Downsampling of data doesn’t happen automatically for longer time ranges, and there is no “easy” way to get this working. I absolutely expected from a time series database with integrated visualization to be able to do this out of the box. Because as soon as you have more than a “handful” of data points in the database, queries over longer time ranges cause the client (i.e. the machine running the browser that accesses InfluxDB) to work really hard after executing a query. That’s because all the data points in that range from the database are actually sent to the graphing/rendering engine. So even when I do a “30 days” query for my 5 data points which I sample once a minute (= 216,000 data point entries), InfluxDB won’t reduce that to a more reasonable number. It actually transfers 216,000 data point entries to the browser that tries to graph them in the diagram. Depending on what hardware the browser runs on this can take a while.

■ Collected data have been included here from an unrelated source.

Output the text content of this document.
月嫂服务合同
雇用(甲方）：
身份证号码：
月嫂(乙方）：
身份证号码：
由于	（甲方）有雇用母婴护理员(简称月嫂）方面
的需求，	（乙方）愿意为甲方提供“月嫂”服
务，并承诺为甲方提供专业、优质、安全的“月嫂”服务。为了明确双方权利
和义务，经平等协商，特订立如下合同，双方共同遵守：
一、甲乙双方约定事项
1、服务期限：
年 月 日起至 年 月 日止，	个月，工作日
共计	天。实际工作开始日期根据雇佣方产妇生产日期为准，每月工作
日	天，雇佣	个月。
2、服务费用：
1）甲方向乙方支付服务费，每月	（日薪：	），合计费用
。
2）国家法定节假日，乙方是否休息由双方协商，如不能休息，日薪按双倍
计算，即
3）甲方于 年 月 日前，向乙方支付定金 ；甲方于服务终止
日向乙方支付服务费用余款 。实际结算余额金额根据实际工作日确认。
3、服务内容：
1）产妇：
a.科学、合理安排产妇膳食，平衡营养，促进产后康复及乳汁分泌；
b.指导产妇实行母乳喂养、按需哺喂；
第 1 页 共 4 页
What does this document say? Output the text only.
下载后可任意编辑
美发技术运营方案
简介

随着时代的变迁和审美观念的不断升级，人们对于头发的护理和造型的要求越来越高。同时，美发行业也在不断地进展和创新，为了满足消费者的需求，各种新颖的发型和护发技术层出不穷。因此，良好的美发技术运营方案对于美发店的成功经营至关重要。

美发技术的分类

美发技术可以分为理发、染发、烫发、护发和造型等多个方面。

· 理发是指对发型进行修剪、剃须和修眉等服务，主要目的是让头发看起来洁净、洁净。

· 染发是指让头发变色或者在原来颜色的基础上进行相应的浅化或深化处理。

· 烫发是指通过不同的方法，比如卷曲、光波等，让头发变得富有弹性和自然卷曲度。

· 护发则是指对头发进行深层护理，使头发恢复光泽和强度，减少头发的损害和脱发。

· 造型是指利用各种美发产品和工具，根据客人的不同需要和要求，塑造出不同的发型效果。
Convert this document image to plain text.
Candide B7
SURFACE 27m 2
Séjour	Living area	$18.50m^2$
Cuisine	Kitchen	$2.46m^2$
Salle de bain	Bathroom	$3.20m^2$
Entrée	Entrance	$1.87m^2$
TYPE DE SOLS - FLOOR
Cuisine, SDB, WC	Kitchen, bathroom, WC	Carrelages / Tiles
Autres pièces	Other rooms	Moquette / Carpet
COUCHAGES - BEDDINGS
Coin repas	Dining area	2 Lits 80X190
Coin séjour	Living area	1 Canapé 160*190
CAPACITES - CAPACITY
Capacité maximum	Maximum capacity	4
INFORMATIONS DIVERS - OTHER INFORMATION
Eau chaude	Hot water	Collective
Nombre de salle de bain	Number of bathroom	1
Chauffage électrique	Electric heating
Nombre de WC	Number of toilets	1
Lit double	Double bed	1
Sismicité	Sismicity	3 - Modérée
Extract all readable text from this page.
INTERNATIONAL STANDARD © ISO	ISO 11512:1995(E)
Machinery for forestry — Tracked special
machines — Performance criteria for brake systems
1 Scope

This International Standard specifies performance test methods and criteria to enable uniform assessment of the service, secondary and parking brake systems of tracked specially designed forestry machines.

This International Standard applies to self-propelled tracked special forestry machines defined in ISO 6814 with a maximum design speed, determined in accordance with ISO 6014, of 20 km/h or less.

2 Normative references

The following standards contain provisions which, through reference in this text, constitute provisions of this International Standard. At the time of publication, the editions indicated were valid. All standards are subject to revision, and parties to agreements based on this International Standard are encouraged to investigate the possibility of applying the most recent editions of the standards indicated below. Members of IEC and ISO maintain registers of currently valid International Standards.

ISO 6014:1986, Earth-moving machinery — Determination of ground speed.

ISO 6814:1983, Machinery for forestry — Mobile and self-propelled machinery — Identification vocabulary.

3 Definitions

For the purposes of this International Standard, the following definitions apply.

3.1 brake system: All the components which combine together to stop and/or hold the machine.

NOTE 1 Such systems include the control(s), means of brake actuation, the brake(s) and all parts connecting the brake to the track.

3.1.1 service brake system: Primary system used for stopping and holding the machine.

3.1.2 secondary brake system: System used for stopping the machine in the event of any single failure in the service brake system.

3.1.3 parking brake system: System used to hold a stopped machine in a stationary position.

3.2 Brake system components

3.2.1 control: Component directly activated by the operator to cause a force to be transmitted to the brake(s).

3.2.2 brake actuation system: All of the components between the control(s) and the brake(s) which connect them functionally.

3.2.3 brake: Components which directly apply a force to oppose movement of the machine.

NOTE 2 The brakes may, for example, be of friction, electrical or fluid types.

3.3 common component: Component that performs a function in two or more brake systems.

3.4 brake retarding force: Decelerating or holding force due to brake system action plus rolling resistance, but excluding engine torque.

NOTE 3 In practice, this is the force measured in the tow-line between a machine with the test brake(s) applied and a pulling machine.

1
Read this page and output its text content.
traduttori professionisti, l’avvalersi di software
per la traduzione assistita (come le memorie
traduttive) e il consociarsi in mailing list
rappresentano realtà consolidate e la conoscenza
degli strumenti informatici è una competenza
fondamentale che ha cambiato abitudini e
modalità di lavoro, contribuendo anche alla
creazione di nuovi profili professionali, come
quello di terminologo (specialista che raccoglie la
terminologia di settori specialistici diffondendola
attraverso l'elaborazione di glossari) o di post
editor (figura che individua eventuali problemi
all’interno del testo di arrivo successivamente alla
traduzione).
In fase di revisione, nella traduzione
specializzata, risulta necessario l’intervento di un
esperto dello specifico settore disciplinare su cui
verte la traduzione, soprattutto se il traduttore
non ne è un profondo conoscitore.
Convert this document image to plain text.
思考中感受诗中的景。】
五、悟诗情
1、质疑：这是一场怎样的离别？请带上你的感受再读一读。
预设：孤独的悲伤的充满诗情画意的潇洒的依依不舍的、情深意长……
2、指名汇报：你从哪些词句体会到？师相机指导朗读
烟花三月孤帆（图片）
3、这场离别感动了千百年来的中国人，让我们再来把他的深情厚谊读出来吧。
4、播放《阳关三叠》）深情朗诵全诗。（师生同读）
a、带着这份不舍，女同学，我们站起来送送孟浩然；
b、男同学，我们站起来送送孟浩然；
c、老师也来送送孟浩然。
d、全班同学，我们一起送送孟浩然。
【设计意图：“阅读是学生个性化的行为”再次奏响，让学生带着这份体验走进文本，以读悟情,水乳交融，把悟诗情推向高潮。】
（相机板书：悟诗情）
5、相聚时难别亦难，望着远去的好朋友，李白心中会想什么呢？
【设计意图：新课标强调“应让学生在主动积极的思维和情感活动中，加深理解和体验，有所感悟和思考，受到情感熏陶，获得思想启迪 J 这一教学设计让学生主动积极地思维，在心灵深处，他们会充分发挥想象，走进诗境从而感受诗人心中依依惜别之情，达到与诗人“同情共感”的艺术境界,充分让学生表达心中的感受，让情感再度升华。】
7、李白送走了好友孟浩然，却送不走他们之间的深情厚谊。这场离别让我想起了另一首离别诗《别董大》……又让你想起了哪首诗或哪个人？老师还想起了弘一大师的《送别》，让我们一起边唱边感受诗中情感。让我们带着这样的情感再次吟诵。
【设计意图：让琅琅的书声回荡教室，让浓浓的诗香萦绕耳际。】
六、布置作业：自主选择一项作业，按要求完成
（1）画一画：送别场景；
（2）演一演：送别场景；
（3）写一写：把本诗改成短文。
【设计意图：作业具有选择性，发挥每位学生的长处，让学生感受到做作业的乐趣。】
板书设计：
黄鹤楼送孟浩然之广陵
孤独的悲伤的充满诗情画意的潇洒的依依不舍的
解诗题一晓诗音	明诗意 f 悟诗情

It would be better if there was a way to dynamically downsample the data, so its resolution matches the use case at hand. Example: If a graph is rendered on a 1080p screen and covering 50% screen width (1920/2 = 960 pixels), I would assume that 960 data point entries per graph line would suffice. That would reduce the 216,000 points to a mere 4,800. But in InfluxDB, you get 45 data points per pixel, who needs that? And that was only a one-month query. Once I have a year worth of data points, I’ll probably have to wait minutes for the browser to finish its number crunching. The proposed way is to set up a “cron task” that does the downsampling and copies the values into a separate bucket. Of course I could make this work, but seriously?!
Having said that, it’s still definitely a great tool, and I hope these two issues will be resolved in the near future (or someone tells me what I’ve been doing wrong, which is always a possibility 😉).
Edit (2022-12-12): Fixed downsampling example math, had forgotten that the 216,000 points are for five data points, and would thus be rendered as five graphs, not one.